Nitric oxide (NO) is a biological free radical, associated with many physiological and pathological processes that include neuronal signaling, immune response and inflammatory response. In mammalian organisms, NO is produced from L-arginine in an NADPH-dependent reaction catalyzed by a family of nitric oxide synthase (NOS) enzymes. Fluctuations in NO levels generally accompany a number of inflammatory diseases. Cystic Fibrosis (CF) is an autosomal recessive genetic disease that chronically affects the lungs. It has been found that exhaled NO levels remains unchanged or reduced in cystic fibrosis patients unlike other inflammatory lung diseases like asthma where it increases. However it is not clear whether the lower NO levels in cystic fibrosis correlate with lowered production of this metabolite in the bronchial epithelium. Also, it has been proposed recently that nitric oxide can be used as a potent antimicrobial molecule to treat bacterial infection of CF tissue. Nitric oxide’s role in CF is mutlifaceted. In this work, we want to establish a basic system to understand how nitric oxide interacts with CF cells versus normal cells by monitoring levels of nitric oxide released from NOS-loaded liposomes on normal cells and CF cells.

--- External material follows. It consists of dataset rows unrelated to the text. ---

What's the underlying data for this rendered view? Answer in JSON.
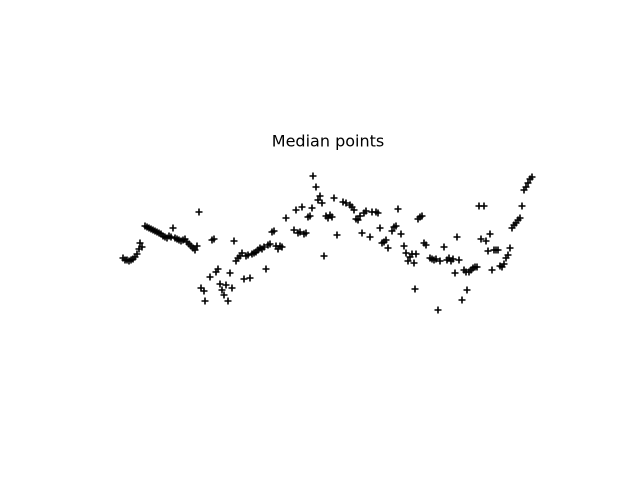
{
  "chart_data": {
    "type": "scatter",
    "title": "Median points",
    "color": "#000000",
    "marker": "+",
    "xlim": [
      80,
      576
    ],
    "ylim": [
      53,
      422
    ],
    "x": [
      123,
      125,
      127,
      129,
      131,
      133,
      135,
      137,
      139,
      140,
      142,
      145,
      147,
      149,
      151,
      153,
      155,
      157,
      159,
      161,
      163,
      165,
      167,
      169,
      171,
      173,
      175,
      177,
      179,
      181,
      183,
      185,
      187,
      189,
      191,
      193,
      195,
      197,
      199,
      201,
      204,
      205,
      210,
      212,
      214,
      216,
      218,
      220,
      222,
      224,
      226,
      228,
      230,
      232,
      234,
      236,
      238,
      240,
      242,
      244,
      246,
      248,
      250,
      252,
      254,
      256,
      258,
      260,
      262,
      264,
      266,
      268,
      270,
      272,
      274,
      276,
      278,
      280,
      282,
      286,
      294,
      296,
      298,
      300,
      302,
      304,
      306,
      308,
      310,
      312,
      313,
      316,
      318,
      320,
      322,
      324,
      326,
      328,
      330,
      332,
      334,
      337,
      343,
      346,
      350,
      352,
      354,
      356,
      358,
      360,
      362,
      364,
      366,
      370,
      372,
      376,
      378,
      380,
      382,
      384,
      386,
      388,
      392,
      394,
      396,
      398,
      401,
      404,
      406,
      408,
      410,
      412,
      414,
      415,
      416,
      418,
      420,
      422,
      424,
      426,
      430,
      432,
      434,
      436,
      438,
      440,
      444,
      447,
      449,
      451,
      453,
      455,
      457,
      459,
      462,
      464,
      466,
      467,
      469,
      471,
      473,
      475,
      477,
      479,
      481,
      484,
      486,
      488,
      490,
      492,
      494,
      496,
      498,
      500,
      502,
      504,
      506,
      508,
      510,
      512,
      514,
      516,
      518,
      520,
      522,
      524,
      526,
      528,
      530,
      532
    ],
    "values": [
      222,
      220,
      220,
      219,
      220,
      221,
      223,
      226,
      231,
      237,
      233,
      254,
      253,
      252,
      251,
      250,
      249,
      248,
      247,
      246,
      244,
      243,
      242,
      244,
      243,
      252,
      242,
      241,
      240,
      239,
      240,
      241,
      238,
      236,
      234,
      232,
      230,
      234,
      268,
      192,
      189,
      179,
      203,
      240,
      241,
      208,
      211,
      196,
      190,
      185,
      195,
      179,
      207,
      192,
      239,
      219,
      222,
      224,
      227,
      201,
      224,
      225,
      202,
      226,
      227,
      228,
      230,
      232,
      231,
      233,
      211,
      235,
      236,
      248,
      249,
      234,
      231,
      234,
      233,
      262,
      250,
      270,
      247,
      248,
      273,
      246,
      247,
      263,
      264,
      272,
      304,
      293,
      280,
      284,
      277,
      224,
      264,
      262,
      265,
      263,
      282,
      245,
      278,
      277,
      275,
      273,
      270,
      261,
      260,
      264,
      247,
      267,
      269,
      243,
      268,
      268,
      267,
      252,
      237,
      238,
      240,
      232,
      249,
      253,
      254,
      271,
      246,
      234,
      227,
      219,
      223,
      226,
      217,
      191,
      226,
      261,
      263,
      264,
      237,
      235,
      222,
      221,
      220,
      221,
      170,
      219,
      233,
      220,
      222,
      219,
      221,
      207,
      243,
      220,
      180,
      210,
      208,
      190,
      208,
      210,
      212,
      213,
      213,
      274,
      241,
      274,
      239,
      229,
      246,
      210,
      230,
      230,
      230,
      214,
      213,
      216,
      222,
      225,
      232,
      252,
      255,
      257,
      260,
      262,
      274,
      290,
      293,
      297,
      301,
      303
    ]
  }
}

We will present work establishing the performance of combined reference/working electrodes modified with ruthenium oxide and poly(3,4-ethylenedioxythiophene) (PEDOT) for catalytic detection of nitric oxide. We will then show how we can use this nitric oxide sensitive probe to measure levels of nitric oxide from NOS-loaded liposomes. In this case, nitric oxide is triggered exogenously both in proximity of normal cells and near a CF cell line model. We will compare and contrast the observed amperometric levels of nitric oxide and discuss the results in light of potential biological implication of nitric oxide with the two cell models.